In the first telephone call the arbitrator will also set the date of arbitration, the final terms of arbitration and how long that arbitration is to run for. The arbitrator will also deal with any specific issues that either party may raise. This call is the opportunity for the parties to suggest to the arbitrator how they would like their arbitration process to proceed – for example, is it to be extremely formal and ‘ape’ the court process or is the arbitration to take a much more relaxed and convivial form, more suited to the parties’ individual needs? It’s also the opportunity for the parties to advise the arbitrator as to whether there are parts of their dispute which have been successfully resolved and highlight for the arbitrator those points which are at large and need determination.

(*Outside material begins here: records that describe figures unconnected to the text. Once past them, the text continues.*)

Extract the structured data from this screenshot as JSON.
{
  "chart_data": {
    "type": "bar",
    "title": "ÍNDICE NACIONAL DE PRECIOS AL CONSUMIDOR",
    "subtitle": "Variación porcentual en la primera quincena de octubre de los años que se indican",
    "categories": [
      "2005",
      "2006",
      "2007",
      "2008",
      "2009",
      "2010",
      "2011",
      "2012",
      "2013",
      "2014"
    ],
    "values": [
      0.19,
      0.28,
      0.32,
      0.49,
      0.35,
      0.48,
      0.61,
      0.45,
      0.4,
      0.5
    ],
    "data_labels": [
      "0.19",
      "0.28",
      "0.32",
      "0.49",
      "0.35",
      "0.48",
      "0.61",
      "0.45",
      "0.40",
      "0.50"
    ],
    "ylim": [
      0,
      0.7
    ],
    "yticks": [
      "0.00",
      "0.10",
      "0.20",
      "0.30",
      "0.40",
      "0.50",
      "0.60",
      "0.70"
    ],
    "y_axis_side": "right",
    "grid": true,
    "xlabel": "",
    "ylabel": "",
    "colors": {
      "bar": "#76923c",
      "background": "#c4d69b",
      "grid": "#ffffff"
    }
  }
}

The sort of directions the arbitrator may make include such steps as:
- Updating valuations of property values;
- Ordering a single joint expert to report as to, say, the value of a company;
- Directing a pension report, if that information is needed;
- Setting out what financial information is needed to be supplied to the arbitrator and each other;
- Directing that there is written evidence where you both have the opportunity to set out your respective positions. The arbitrator will also place limits on this statement so that the issues can be narrowly defined and contained;
- Any other step or process that the arbitrator thinks is going to be needed in order to give all the parties the best possible opportunity of successfully presenting their case at arbitration and so that the arbitrator will have, at their disposal in arbitration, all the necessary information and materials needed.
At the end of the arbitration the arbitrator will produce a written award and, generally speaking, draft orders, which are going to be filed in court under the special arbitration process and you should very swiftly have your final court sealed orders.